La Femme infidèle – de Claude Chabrol – 1968
Etrange… Ce bon vieux Chabrol m’avait laissé le souvenir d’une atmosphère un peu langoureuse, voire sulfureuse. Il n’en est rien. Stéphane Audran est belle à damner (comme toujours devant la caméra de son compagnon d’alors, qui la filme comme s’il la caressait), mais elle est bien le seul élément de séduction de ce film ostensiblement froid et austère. De cette époque-là, celle de ses grands classiques (il enchaîne avec Que la bête meure et Le Boucher), La Femme infidèle est sans doute le film qui rappelle le plus que Chabrol fut l’un des pères-fondateurs de la Nouvelle Vague. Il filme ses personnages avec beaucoup de distance et une absence totale de passion, ce qui peut paraître un peu déroutant pour une histoire qui tourne autour d’un crime passionnel.
Mais c’est cette austérité qui rend le film si troublant, et la critique de cette fameuse bourgeoisie de province (la grande obsession du cinéaste, avec la bouffe, de A double tour à La Fille coupée en deux) si puissante. En évitant consciencieusement tous les effets cinématographiques qui auraient pu rendre sa critique trop évidente, Chabrol nous montre une famille parfaite, qui mène une vie parfaite et sans histoire, dans une maison de campagne baignée de soleil et agréablement ombragée. Une famille modèle, quoi, mais qui fait froid dans le dos, comme font froid dans le dos les relations du père avec son fils, ou les déclarations d’amour de Michel Bouquet à Stéphane Audran. Rarement on aura entendu un « Je t’aime » déclamé avec une aussi flagrante absence de passion.
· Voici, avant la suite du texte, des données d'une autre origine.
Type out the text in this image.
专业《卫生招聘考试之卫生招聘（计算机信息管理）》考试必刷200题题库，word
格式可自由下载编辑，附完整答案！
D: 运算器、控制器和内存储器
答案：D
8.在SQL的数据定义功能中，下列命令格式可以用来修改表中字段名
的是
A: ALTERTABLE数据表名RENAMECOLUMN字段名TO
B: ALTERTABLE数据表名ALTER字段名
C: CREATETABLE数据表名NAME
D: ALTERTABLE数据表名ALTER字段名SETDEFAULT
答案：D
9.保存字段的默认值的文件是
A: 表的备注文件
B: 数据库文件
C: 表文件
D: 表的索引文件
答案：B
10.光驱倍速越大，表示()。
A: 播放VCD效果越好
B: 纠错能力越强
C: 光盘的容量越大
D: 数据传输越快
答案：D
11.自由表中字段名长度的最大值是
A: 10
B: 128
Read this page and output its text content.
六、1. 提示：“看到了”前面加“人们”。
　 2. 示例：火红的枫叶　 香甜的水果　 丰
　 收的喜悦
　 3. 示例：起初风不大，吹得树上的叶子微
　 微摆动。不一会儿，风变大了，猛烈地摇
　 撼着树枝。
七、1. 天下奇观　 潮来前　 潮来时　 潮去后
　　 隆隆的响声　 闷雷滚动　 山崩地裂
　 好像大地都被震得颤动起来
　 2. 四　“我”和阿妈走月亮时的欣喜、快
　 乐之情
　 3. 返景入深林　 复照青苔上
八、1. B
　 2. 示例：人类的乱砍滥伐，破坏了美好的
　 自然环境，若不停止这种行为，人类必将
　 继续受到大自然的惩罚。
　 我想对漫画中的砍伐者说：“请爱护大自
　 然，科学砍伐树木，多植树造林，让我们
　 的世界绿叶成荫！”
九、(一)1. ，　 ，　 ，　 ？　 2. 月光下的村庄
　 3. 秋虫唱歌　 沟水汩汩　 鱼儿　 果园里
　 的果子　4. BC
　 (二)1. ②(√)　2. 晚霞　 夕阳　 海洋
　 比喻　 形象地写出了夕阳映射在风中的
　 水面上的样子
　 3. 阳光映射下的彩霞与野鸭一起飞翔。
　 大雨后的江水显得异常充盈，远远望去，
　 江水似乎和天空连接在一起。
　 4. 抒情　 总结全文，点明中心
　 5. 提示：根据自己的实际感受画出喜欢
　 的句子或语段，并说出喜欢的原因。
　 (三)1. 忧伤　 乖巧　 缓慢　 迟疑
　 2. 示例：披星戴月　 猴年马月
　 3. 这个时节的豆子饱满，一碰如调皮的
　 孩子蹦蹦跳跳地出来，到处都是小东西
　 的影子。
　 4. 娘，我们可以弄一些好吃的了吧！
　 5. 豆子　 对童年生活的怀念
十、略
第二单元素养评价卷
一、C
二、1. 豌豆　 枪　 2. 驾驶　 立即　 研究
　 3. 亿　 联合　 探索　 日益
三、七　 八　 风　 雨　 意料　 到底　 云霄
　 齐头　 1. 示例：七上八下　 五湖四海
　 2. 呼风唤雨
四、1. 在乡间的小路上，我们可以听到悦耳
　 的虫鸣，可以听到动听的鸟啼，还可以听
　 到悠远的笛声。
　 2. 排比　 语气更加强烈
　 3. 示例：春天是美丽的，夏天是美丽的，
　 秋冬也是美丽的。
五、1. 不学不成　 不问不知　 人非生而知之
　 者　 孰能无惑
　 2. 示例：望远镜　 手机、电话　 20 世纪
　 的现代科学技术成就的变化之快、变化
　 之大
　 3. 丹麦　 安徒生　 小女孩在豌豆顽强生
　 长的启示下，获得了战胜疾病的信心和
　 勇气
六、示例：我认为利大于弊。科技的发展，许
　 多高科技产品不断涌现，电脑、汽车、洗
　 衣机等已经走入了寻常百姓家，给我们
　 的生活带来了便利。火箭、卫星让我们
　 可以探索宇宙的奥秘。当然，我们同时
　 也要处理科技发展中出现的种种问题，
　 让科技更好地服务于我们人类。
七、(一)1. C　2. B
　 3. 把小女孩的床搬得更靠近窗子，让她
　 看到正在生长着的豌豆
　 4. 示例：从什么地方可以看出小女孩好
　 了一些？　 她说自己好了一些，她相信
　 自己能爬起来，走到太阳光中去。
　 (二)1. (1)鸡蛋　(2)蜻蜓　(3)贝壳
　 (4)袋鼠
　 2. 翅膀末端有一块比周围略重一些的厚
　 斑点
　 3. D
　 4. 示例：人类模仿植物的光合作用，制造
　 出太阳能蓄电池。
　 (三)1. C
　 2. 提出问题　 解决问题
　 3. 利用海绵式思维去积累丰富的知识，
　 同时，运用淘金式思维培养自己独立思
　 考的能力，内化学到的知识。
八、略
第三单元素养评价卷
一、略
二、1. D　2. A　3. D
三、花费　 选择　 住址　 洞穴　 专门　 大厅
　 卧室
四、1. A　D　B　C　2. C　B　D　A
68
Parce qu’il est rapidement évident que ce qu’aime le personnage de Bouquet, c’est l’image qu’ils donnent du bonheur, plutôt que le bonheur lui-même. Incapable de passion, il voit dans le personnage de Maurice Ronet une menace qui pèse sur l’équilibre si parfait de sa vie, plutôt qu’un rival dans le cœur de sa belle épouse. La longue séquence du meurtre, et surtout de l’après-meurtre, montre bien le sang-froid naturel de cet homme incapable d’éprouver le moindre sentiment, ou le moindre remords.
Bouquet est formidable. Mais Stéphane Audran l’est tout autant. Contrairement à son mari dans le film, elle laisse transparaître quelques bribes d’émotion tout au long du film. De pulsions de femme, aussi. Les larmes qu’elle se laisse aller à verser après avoir appris la mort de son amant relèvent d’ailleurs sans doute plus de la frustration de voir sa « soupape » disparaître, plutôt que de la douleur de perdre son amour. Au fond, son personnage tient tout autant à cette vie d’apparence que le couple a sans doute mis des années à construire. Lorsqu’elle comprend que son mari a tué son amant (mais ne l’a-t-elle pas su tout de suite ?), sa décision est naturellement prise : pas question de le dénoncer à la police. Cette histoire ancienne qu’elle a déjà oubliée n’a aucun poids face au vernis qui recouvre sa vie, et qui s’apprête pourtant à craquer.
Chabrol fera encore mieux (notamment avec Juste avant la Nuit, qui reformera trois ans plus tard le même couple Stéphane Audran-Michel Bouquet), mais en signant un film totalement dépassionné, il plonge le spectateur dans l’état d’esprit de ses personnages, et signe avec La Femme infidèle l’un de ses films les plus dérangeants.